Just something I saw in passing. This is already done for the X86 and AArch64 backends.

Diff Detail

Repository
rL LLVM

Event Timeline

mcrosier updated this revision to Diff 32159.Aug 14 2015, 9:47 AM
mcrosier retitled this revision from to [ARM] Improve cost model to handle sdiv by a pow-of-two..
mcrosier updated this object.
mcrosier added reviewers: t.p.northover, jmolloy, Gerolf.
mcrosier set the repository for this revision to rL LLVM.
mcrosier added subscribers: gberry, mssimpso, junbuml, bmakam.

It seems like we may want to factor this code out (perhaps into a protected TargetTransformInfo function) so that all targets that use this DAG combine (which looks to be most of them) can use it as well.

I see a couple of potential issues with the cost estimation itself:

  1. the DAG combine adds an additional SUB if the divisor is negative which isn't accounted for
  2. the OperandValueKinds (OpInfo1, OpInfo2) are used for all of the operations, but these do not describe the actual operands for the intermediate instructions since they are not operating on the original operands of the SDIV. For example, the ADD instruction is an add of two intermediate results which we know nothing about (so they should be marked as OK_AnyValue), but operand 2 of the ADD will be marked as OK_UniformConstant. This may not make a difference for this particular pattern on the targets in question, but could potentially be incorrect for other targets.

Thanks for the review, Geoff. Unfortunately, I don't have time revisit this change (again, mostly a drive by patch). Perhaps someone else in the community would like to push this one through.. :)

I agree with Geoff that this should be factored out and thought well.

Not only such a cost calculation should be used everywhere, but it looks like a special case in its own.

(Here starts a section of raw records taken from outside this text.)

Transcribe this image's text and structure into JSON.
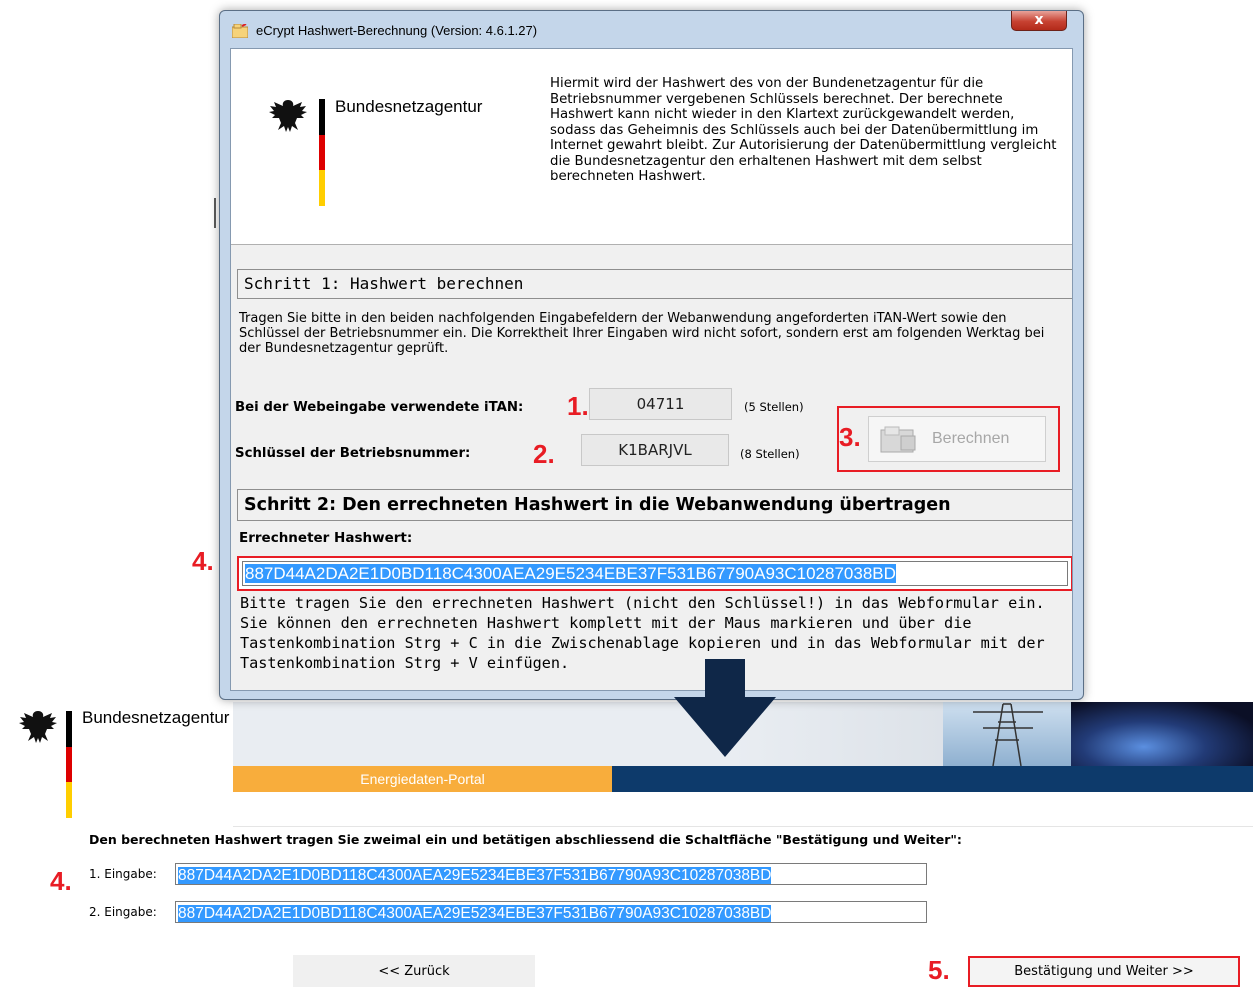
{
  "dialog": {
    "title": "eCrypt Hashwert-Berechnung (Version: 4.6.1.27)",
    "close_label": "x",
    "org_name": "Bundesnetzagentur",
    "description": "Hiermit wird der Hashwert des von der Bundenetzagentur für die Betriebsnummer vergebenen Schlüssels berechnet. Der berechnete Hashwert kann nicht wieder in den Klartext zurückgewandelt werden, sodass das Geheimnis des Schlüssels auch bei der Datenübermittlung im Internet gewahrt bleibt. Zur Autorisierung der Datenübermittlung vergleicht die Bundesnetzagentur den erhaltenen Hashwert mit dem selbst berechneten Hashwert.",
    "step1": {
      "title": "Schritt 1: Hashwert berechnen",
      "text": "Tragen Sie bitte in den beiden nachfolgenden Eingabefeldern der Webanwendung angeforderten iTAN-Wert sowie den Schlüssel der Betriebsnummer ein. Die Korrektheit Ihrer Eingaben wird nicht sofort, sondern erst am folgenden Werktag bei der Bundesnetzagentur geprüft.",
      "itan_label": "Bei der Webeingabe verwendete iTAN:",
      "itan_value": "04711",
      "itan_hint": "(5 Stellen)",
      "key_label": "Schlüssel der Betriebsnummer:",
      "key_value": "K1BARJVL",
      "key_hint": "(8 Stellen)",
      "calc_button": "Berechnen"
    },
    "step2": {
      "title": "Schritt 2: Den errechneten Hashwert in die Webanwendung übertragen",
      "hash_label": "Errechneter Hashwert:",
      "hash_value": "887D44A2DA2E1D0BD118C4300AEA29E5234EBE37F531B67790A93C10287038BD",
      "text": "Bitte tragen Sie den errechneten Hashwert (nicht den Schlüssel!) in das Webformular ein. Sie können den errechneten Hashwert komplett mit der Maus markieren und über die Tastenkombination Strg + C in die Zwischenablage kopieren und in das Webformular mit der Tastenkombination Strg + V einfügen."
    }
  },
  "annotations": {
    "step1": "1.",
    "step2": "2.",
    "step3": "3.",
    "step4": "4.",
    "step5": "5."
  },
  "portal": {
    "org_name": "Bundesnetzagentur",
    "nav_label": "Energiedaten-Portal",
    "instruction": "Den berechneten Hashwert tragen Sie zweimal ein und betätigen abschliessend die Schaltfläche \"Bestätigung und Weiter\":",
    "entry1_label": "1. Eingabe:",
    "entry1_value": "887D44A2DA2E1D0BD118C4300AEA29E5234EBE37F531B67790A93C10287038BD",
    "entry2_label": "2. Eingabe:",
    "entry2_value": "887D44A2DA2E1D0BD118C4300AEA29E5234EBE37F531B67790A93C10287038BD",
    "back_button": "<< Zurück",
    "next_button": "Bestätigung und Weiter >>"
  },
  "colors": {
    "annotation_red": "#e81c24",
    "selection_blue": "#3399ff",
    "portal_orange": "#f8ad3c",
    "portal_navy": "#0d3a6b",
    "arrow_navy": "#0f2748"
  },
  "icons": [
    "eagle-icon",
    "app-icon",
    "calculator-icon",
    "down-arrow-icon",
    "close-icon"
  ]
}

Without knowing the effect of this cost change into other patterns, it's hard to decide if this is truly beneficial overall, or just a local spike in this use-case.

I agree that the cost tables are not relying enough on knowledge of the instructions and timings and there's a lot of fudge already to help the vectorizer do a better job, but that fudge is in place after general agreements from benchmarks and large code bases. I don't like it, but I also don't have a better solution right now.

Unfortunately, any change needs to come with some benchmarking results, even those that would make the cost table better. :/

For the patch, specifically, I'd suggest this to be factored out into a higher level (for all scalar divide needs), and also take into account platforms that have HW divide.

@haicheng: Feel free to take a look at this..

mcrosier abandoned this revision.Oct 6 2015, 6:49 AM